Layton also encouraged Graham to take part in professional organizations. She did, and eventually became president of the American Society of Clinical Pathology.
In 1971, President Richard Nixon chose DuVal as assistant secretary of health in what was then the Department of Health, Education and Welfare. Layton served as acting dean of the College of Medicine and director of the Arizona Medical Center from 1971 until 1973, then continued with the department of pathology. DuVal returned as dean for a year, then was succeeded by Dr. Neal Vanselow.
As to why he went into medicine, Layton's explanation sounds like a narrative for a Norman Rockwell painting.
By the time he was 8 or 10, he would hang out after school in his father's pharmacy on the first floor of a building that had doctors' offices on the second floor.
"I figured I'd be a pharmacist. But then one of the doctors upstairs told me I should go into medicine, I guess because I was interested in pharmaceuticals and had a good grade-point average."
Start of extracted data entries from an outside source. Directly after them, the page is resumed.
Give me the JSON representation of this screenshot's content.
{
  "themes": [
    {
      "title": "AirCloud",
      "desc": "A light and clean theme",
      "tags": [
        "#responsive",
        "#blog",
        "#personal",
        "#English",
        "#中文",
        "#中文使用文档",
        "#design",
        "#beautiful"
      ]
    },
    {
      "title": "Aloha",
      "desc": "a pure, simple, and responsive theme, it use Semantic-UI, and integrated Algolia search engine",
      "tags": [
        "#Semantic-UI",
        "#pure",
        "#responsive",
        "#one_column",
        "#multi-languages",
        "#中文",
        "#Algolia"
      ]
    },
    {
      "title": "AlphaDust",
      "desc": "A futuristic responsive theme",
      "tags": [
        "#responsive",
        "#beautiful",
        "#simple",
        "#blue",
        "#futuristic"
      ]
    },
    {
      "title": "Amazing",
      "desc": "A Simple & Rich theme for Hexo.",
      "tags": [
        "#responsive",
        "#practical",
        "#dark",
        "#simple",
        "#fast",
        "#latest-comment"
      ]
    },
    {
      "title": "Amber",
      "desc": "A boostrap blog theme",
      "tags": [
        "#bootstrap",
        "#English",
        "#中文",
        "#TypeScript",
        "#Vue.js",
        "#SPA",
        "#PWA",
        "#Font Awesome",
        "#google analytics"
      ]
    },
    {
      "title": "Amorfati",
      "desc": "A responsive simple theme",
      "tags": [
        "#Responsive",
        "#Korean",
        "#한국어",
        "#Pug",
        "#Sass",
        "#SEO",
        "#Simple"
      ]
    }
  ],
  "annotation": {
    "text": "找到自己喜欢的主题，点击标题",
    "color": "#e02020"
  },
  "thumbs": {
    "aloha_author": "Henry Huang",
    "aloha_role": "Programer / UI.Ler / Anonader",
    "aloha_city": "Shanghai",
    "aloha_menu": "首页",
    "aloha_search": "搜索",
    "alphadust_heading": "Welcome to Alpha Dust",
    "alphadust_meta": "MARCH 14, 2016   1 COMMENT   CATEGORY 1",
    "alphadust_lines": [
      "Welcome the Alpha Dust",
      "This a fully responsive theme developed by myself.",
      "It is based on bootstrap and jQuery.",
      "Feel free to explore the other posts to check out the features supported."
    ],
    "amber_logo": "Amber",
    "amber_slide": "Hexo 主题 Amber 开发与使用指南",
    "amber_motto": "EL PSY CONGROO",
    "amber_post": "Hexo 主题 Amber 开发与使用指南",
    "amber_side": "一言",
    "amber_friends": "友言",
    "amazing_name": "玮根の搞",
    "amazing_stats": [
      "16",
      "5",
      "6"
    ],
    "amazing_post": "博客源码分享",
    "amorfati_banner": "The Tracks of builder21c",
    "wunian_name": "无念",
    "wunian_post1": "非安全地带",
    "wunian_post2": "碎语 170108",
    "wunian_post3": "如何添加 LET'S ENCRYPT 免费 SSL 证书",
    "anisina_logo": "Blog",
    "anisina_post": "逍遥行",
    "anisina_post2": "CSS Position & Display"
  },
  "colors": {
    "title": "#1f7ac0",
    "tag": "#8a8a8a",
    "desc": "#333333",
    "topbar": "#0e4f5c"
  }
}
In any case, his choice proved successful. Layton is nationally and internationally recognized for his contributions to pathology, particularly with regard to infectious disease and neoplasia, including tumors of the eye.
He was president of several organizations: the American Society of Clinical Pathologists, the International Academy of Pathology, the American Board of Pathology and the American Registry of Pathology. He also was chairman of the Board of Regents of the national Academy of Medicine, and served on advisory boards to the medical director of the Veterans Administration, and to the Armed Forces Institute of Pathology. He was a delegate to the American Medical Association and the American Board of Medical Specialties.
His work with these organizations promoted awareness of the fledgling UA College of Medicine.
The first class of UA College of Medicine graduates honored Layton as "The Father of the Class of '71." Five years later, they honored him again as the teacher they most appreciated in medical school, and presented him and his wife, Bette, with a trip to Tahiti.
Layton remained head of pathology until 1988. Looking back on his pioneering career, Layton says his most rewarding experiences were those associated with being a founding faculty member at the UA College of Medicine.